Читаем Swords & Dark Magic: The New Sword and Sorcery полностью

“I started with air shards,” Trivner says, and she knows what is coming. Many times she has heard his delighted recitation of the tortures he has performed. It’s like listening to a poet’s expression of love for the one thing in life he can never let go. “Into his knees and elbows, then both shins. The first I slipped only into the flesh, but the last selection I pushed through his bones. They’ll never come out. Any movement is agony.”

“Delightful,” Jan Ray says. “Hurry with this, Trivner. And then perhaps I can get some answers from him where you’ve failed.”

The torturer blusters for a moment, but then breathes deeply, calming himself. Remember who you’re talking to, Jan Ray thinks. His voice becomes more businesslike.

“After the air shards, some more basic forms of persuasion. Fingernails extracted. Cuts filled with powdered swine-horn. Fire ants into every body opening.” Trivner’s confidence seems to falter, and the lilt drops from his voice. “No one ever gets past the fire ants.”

“But still nothing,” Jan Ray muses. Bamore turns slightly on the rope and it creaks, wet from his blood. He coughs and vomits something black.

“Leave me with him, both of you.” Trivner goes to protest but she holds up one hand, eyes closed. He knows better than to argue with a priestess.

“I’ll wait right outside,” Trivner says, as if that will be a comfort.

“By Hanharan’s will, he will tell me what I need to know,” Jan Ray says. But as the fat torturer and the thin scribe leave the stinking chamber, she feels a slight shiver of something she does not quite understand.

Soon, she will know it as fear.

Stay here, Jave had told her. Like talking to a child. He had been her most trusted captain for some years, and they had developed a rapport that bordered on friendship, though any hint of closeness between priestess and soldier was vehemently discouraged. But still she felt a tingle of anger at his brusqueness.

“He’s concerned, you fool,” she murmured, and the sounds from outside grew more startling. Shouted orders and screams of pain; panicked cries from the people who had been lining the street; the whip of arrows and impacts of cruel metal tips on stone, wood, and flesh. They’ve come for him. She shivered and leaned forward, pulling the curtain aside.

She had been involved in trouble like this several times before. Eighteen years ago, when Willem Marcellan was assassinated by a breakaway Watcher sect, she had been at his side in the carriage when the murderer climbed in and stabbed him to death. The killer had been moving across to her when a Blade’s sword pinned him to the carriage floor and gutted him before her.
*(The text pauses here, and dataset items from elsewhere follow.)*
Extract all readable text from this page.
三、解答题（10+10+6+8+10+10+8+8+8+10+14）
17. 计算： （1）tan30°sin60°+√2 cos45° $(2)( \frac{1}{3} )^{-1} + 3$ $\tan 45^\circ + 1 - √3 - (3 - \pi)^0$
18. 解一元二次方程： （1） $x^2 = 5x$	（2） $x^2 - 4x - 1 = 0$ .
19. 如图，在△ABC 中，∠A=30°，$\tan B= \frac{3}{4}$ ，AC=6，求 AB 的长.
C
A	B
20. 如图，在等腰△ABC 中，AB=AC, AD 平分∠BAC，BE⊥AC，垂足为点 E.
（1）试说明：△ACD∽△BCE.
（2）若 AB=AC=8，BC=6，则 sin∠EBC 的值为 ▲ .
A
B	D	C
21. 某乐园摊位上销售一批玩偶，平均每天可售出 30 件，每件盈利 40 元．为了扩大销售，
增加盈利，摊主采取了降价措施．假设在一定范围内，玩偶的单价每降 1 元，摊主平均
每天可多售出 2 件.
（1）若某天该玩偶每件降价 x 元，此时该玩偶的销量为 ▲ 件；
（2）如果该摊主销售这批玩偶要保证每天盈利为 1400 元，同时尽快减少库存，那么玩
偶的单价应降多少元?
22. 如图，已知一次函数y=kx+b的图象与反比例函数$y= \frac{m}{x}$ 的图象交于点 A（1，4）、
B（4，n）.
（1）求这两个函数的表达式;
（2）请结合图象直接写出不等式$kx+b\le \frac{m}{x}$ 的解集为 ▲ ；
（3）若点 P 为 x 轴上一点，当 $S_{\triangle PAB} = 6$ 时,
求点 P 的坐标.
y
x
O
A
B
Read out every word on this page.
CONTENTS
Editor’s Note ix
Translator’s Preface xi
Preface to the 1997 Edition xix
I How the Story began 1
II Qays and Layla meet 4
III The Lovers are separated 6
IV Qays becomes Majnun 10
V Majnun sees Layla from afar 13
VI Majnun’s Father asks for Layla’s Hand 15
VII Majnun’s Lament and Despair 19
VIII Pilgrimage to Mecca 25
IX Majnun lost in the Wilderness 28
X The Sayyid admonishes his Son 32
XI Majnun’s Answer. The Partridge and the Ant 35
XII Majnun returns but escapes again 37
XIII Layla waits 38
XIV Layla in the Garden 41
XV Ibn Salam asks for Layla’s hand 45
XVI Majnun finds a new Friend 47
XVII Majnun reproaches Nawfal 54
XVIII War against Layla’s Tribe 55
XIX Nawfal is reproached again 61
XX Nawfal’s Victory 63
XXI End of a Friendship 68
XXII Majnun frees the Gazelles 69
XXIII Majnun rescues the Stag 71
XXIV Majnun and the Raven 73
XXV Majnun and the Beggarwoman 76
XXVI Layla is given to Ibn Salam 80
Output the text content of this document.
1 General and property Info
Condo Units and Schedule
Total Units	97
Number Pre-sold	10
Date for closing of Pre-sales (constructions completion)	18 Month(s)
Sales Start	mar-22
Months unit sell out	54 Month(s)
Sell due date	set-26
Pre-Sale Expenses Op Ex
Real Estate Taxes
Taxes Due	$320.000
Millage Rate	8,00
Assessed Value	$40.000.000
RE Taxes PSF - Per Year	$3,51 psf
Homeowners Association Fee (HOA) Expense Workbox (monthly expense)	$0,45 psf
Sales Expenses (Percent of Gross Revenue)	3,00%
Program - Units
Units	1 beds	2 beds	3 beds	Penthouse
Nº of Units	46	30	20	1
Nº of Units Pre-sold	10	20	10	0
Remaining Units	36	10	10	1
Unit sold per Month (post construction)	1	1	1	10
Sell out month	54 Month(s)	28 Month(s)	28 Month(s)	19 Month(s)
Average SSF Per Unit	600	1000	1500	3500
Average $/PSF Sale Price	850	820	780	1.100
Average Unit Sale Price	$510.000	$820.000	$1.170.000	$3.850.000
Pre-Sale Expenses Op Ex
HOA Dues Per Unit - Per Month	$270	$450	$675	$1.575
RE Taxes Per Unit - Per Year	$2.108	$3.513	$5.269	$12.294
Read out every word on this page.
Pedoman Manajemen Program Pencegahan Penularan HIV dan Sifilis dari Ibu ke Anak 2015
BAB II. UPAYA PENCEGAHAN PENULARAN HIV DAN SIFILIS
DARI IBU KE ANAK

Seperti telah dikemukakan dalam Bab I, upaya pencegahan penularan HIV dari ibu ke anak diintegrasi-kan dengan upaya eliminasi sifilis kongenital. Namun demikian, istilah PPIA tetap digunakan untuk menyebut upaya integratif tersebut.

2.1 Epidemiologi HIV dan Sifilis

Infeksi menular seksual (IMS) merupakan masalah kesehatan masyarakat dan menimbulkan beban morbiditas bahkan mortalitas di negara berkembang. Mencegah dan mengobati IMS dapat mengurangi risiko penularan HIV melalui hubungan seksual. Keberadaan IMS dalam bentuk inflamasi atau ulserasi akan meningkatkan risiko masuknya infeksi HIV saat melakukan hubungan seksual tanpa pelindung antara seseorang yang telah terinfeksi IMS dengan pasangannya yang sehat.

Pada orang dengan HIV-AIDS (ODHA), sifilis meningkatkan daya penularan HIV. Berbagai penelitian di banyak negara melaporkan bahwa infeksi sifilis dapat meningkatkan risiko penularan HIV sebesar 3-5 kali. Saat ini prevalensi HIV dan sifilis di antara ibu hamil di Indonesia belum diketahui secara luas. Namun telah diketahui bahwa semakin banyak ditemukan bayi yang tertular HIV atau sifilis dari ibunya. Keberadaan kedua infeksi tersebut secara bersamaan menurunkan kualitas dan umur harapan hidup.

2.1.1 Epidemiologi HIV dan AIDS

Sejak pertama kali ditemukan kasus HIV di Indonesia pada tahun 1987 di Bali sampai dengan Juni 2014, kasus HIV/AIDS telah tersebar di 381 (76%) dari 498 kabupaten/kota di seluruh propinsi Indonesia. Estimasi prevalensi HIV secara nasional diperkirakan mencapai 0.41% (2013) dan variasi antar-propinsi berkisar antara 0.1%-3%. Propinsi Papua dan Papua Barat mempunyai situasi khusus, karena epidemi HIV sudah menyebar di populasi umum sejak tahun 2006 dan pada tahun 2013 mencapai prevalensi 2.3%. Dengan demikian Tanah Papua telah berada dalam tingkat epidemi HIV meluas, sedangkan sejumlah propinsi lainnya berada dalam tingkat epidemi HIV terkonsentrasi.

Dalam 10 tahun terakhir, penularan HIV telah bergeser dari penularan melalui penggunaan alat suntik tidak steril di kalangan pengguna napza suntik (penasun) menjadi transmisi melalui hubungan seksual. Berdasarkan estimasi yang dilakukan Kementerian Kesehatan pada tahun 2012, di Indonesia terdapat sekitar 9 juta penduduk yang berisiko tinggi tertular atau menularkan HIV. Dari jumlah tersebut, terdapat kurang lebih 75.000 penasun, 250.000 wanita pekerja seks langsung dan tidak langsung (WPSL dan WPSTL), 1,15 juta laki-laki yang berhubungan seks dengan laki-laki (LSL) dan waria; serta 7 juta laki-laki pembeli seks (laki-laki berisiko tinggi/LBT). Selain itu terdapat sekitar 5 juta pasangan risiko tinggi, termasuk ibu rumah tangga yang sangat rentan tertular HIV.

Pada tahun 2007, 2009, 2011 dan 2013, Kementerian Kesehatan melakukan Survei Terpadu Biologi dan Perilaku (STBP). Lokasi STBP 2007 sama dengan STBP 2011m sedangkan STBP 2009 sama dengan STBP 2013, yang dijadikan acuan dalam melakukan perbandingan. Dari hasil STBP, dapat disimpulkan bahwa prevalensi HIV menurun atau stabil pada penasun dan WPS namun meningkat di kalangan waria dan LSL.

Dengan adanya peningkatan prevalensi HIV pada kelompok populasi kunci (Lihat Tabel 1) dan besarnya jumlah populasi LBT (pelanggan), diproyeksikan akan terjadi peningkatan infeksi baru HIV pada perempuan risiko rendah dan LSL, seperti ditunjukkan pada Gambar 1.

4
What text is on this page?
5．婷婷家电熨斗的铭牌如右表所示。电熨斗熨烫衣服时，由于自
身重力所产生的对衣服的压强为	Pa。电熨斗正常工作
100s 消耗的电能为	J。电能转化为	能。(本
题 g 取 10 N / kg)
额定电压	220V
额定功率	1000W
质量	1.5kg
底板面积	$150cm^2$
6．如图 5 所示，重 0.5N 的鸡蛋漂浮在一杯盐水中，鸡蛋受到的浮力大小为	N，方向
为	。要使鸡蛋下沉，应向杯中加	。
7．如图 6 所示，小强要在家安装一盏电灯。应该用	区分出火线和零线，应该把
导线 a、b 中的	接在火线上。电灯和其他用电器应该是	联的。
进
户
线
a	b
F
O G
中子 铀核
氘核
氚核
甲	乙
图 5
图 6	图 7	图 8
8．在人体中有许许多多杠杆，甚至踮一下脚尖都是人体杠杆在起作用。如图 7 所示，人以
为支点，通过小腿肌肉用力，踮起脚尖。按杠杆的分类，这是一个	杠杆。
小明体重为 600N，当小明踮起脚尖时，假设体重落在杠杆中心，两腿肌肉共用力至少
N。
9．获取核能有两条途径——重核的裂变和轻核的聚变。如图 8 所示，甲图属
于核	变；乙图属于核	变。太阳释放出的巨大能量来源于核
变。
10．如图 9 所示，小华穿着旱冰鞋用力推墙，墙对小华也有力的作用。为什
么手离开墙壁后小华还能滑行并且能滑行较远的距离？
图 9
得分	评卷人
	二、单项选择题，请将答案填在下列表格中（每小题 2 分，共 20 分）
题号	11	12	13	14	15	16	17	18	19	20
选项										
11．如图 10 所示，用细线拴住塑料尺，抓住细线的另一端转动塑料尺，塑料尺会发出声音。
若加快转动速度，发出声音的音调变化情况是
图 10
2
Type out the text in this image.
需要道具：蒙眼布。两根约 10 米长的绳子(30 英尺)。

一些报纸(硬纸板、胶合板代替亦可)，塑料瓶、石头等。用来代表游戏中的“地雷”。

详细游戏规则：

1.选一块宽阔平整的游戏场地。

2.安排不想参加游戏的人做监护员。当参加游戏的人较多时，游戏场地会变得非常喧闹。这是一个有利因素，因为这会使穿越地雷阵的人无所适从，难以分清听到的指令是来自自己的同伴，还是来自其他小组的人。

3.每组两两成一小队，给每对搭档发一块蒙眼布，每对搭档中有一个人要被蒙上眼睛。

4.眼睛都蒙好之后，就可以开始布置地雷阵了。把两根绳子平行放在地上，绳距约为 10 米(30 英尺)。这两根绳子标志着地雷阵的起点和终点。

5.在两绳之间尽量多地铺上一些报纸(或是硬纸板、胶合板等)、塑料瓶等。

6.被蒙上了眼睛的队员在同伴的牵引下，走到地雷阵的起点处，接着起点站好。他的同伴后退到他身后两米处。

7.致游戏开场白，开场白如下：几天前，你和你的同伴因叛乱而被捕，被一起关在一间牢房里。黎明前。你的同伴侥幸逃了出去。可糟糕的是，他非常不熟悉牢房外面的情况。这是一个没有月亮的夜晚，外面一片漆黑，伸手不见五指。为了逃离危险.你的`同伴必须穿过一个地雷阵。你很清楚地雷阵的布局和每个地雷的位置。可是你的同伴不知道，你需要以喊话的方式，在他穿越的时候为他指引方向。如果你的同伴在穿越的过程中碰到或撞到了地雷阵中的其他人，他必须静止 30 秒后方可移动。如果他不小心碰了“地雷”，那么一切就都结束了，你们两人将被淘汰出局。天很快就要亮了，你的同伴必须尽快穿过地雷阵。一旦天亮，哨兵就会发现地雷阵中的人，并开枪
More recently, she and several other Hanharan priests had been trapped in a blood-feud riot between two powerful families from Mino Mont Canton, a skirmish that had resulted in the Marcellan Wall running red with the blood of fourteen executions over the space of three moons. Brutal, shocking, but necessary. So she was no stranger to bloodshed and the shock of violence, and fear was tempered by her faith. The spirit of Hanharan, the originator of Echo City, would welcome her down into the One Echo should she die here today.

But her concern was not for herself.

If they take Bamore and hide him away…

That could not happen. He knew too much—he was too much—and the city was nowhere near ready for him and his kind. If Hanharan chose to smile upon her today, it would never need to be.

It took her a few moments to assess exactly what was happening. The Wreckers must have been waiting among the crowd and in some of the buildings they passed by, because the carriage and its escort appeared to be surrounded. Arrows arced in from several directions, and she could hear the vicious thunk of crossbows being fired. Three Blades were already down, writhing on the ground and flailing for the arrows or bolts piercing them. One of them screamed. How unbecoming, Jan Ray thought. It seemed not even Scarlet Blade training was perfect.

The four tusked swine were also down, their tough hides spiked with many arrows and bolts. Two of them still moved, kicking feebly, the network of ropes and timber supports tethering them to the carriage twisted and useless. The first thing the attackers had done was to make sure they couldn’t move.

The crowd was panicking and trying to retreat from the scene, but others behind them pushed forward to see what was happening. The resultant crush denied them any hope of escape, and she saw very quickly that this ambush must be fought and won here. Gaol Ten was two miles away, but might as well have been twenty.